Example: 100 = 100 TOPS = 100e12 ops/sec.

`mem_bw_gbs` (float): External memory (DRAM) bandwidth, in GB/s.Example: 200 = 200 GB/s.

`sram_size_mb` (float): On-chip SRAM buffer size, in MB.Determines whether a layer can fit entirely on-chip (fast access) or must use DRAM (slower).

Returns

`'latency` (float): Estimated total inference latency (in milliseconds) for the given model on the target hardware.
The estimation considers:
- Compute-bound time = FLOPs / (compute_tops × 1e12)
- Memory-bound time = Memory Bytes / (mem_bw_gbs × 1e9)
- SRAM vs DRAM penalty (if working set > SRAM size).
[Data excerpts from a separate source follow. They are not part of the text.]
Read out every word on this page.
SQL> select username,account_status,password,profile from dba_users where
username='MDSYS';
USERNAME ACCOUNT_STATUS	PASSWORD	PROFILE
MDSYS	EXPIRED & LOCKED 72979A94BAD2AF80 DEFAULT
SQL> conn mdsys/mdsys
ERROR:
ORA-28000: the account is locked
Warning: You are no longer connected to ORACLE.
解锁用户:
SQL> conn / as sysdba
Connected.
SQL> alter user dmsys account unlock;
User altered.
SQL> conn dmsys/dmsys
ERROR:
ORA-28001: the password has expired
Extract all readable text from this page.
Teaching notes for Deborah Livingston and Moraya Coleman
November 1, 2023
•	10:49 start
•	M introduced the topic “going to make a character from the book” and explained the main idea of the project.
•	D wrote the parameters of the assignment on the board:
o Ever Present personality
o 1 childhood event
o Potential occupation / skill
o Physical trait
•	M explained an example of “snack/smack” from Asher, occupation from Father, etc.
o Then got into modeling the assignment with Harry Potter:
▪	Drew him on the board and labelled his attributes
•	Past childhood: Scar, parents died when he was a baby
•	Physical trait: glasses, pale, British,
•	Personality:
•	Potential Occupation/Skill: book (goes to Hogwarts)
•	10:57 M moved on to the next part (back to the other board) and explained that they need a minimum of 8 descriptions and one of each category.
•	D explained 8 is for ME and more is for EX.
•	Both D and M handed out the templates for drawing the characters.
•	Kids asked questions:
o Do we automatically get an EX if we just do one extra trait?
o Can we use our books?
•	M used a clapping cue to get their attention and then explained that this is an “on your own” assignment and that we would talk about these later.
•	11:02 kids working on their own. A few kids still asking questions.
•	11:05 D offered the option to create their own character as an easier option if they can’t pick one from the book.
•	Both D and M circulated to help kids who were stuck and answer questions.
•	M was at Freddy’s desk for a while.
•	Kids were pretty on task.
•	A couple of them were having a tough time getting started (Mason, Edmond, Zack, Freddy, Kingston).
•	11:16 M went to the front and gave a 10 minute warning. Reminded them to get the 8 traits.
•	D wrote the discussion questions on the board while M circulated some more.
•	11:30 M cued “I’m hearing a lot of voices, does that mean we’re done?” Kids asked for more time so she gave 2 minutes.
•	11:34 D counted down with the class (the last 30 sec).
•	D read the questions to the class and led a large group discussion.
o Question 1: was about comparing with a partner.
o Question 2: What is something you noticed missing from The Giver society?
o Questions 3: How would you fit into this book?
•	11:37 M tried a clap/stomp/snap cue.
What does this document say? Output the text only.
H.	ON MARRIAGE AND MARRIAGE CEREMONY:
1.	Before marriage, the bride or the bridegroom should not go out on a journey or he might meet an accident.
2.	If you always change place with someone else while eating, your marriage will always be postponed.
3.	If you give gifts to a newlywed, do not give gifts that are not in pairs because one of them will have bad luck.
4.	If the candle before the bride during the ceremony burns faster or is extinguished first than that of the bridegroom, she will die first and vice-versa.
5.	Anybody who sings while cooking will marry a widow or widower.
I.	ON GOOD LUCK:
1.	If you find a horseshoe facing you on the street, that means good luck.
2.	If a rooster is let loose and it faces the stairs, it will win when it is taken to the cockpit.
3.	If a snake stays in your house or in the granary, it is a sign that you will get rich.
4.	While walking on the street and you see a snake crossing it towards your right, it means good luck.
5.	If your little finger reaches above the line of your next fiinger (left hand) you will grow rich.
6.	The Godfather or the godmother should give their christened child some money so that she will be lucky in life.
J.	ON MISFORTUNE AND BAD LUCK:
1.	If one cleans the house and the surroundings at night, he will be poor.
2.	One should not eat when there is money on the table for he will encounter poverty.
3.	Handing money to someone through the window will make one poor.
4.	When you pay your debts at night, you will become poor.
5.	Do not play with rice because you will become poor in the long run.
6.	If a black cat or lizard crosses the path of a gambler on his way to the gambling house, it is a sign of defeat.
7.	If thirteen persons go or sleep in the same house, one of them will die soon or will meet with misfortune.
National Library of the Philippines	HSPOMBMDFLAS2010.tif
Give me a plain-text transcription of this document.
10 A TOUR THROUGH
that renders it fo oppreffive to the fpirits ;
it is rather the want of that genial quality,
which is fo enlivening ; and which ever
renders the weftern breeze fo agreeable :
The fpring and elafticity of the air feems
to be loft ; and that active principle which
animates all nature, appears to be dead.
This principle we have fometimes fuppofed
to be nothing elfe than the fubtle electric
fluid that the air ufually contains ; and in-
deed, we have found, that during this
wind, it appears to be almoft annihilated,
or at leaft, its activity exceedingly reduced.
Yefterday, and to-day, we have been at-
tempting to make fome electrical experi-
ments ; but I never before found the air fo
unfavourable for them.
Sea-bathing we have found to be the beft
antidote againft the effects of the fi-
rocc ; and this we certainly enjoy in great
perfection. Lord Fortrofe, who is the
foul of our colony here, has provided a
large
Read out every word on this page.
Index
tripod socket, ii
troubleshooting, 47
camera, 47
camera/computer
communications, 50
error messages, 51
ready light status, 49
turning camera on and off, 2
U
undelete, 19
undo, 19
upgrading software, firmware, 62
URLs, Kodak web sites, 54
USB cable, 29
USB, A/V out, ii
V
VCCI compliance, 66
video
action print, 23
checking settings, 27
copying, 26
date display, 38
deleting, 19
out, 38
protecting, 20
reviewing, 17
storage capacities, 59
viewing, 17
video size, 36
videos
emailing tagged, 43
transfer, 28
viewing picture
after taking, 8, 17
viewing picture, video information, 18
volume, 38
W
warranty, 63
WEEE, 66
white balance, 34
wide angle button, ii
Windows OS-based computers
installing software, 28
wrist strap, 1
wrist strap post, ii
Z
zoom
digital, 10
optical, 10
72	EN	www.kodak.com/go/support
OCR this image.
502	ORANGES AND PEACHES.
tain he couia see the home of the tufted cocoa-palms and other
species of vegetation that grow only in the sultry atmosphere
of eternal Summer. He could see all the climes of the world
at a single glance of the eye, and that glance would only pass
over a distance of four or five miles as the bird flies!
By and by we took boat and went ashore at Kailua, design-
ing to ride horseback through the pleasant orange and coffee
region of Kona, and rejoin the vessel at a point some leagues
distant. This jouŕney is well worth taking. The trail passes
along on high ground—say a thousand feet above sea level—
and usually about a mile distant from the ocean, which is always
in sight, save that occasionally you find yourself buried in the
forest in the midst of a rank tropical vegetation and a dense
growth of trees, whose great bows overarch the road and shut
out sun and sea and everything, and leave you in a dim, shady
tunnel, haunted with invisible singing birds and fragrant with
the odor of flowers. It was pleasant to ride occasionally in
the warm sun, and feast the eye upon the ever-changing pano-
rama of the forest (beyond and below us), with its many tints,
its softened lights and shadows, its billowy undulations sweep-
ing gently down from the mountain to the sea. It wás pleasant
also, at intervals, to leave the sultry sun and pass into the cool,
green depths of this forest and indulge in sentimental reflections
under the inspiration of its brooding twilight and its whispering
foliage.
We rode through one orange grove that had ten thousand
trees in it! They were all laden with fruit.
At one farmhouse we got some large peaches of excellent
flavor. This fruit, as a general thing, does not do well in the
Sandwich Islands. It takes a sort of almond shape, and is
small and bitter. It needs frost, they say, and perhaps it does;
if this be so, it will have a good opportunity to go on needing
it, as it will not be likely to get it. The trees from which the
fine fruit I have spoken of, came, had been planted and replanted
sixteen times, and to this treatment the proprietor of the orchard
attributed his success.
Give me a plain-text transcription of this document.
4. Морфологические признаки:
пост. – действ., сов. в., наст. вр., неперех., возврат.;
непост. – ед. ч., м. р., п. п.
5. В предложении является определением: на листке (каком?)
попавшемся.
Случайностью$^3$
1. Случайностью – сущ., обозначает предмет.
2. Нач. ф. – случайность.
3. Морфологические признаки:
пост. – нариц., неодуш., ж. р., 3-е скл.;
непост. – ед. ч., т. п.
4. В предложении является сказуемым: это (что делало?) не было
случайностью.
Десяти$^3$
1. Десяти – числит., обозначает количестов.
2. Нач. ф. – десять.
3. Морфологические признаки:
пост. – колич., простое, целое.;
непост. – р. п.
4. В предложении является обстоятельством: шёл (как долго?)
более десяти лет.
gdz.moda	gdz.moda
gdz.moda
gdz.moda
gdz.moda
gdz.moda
### Below is an example of profiling a model with  `export_profile_to_excel_withinferencetime`:

```python
export_profile_to_excel_withinferencetime(stats, 
                                          filename="estimatetime_profile_report.xlsx",
                                          compute_tops=1, 
                                          mem_bw_gbs=1, 
                                          sram_size_mb=1)
```
Parameters

`stats` (list): Profiling results from profile_flops_and_memory_layername.

`filename` (str): Path to the output Excel file. Example: "report.xlsx".

`compute_tops` (float): Target hardware compute capability in TOPS (same as above).

`mem_bw_gbs` (float): DRAM bandwidth in GB/s (same as above).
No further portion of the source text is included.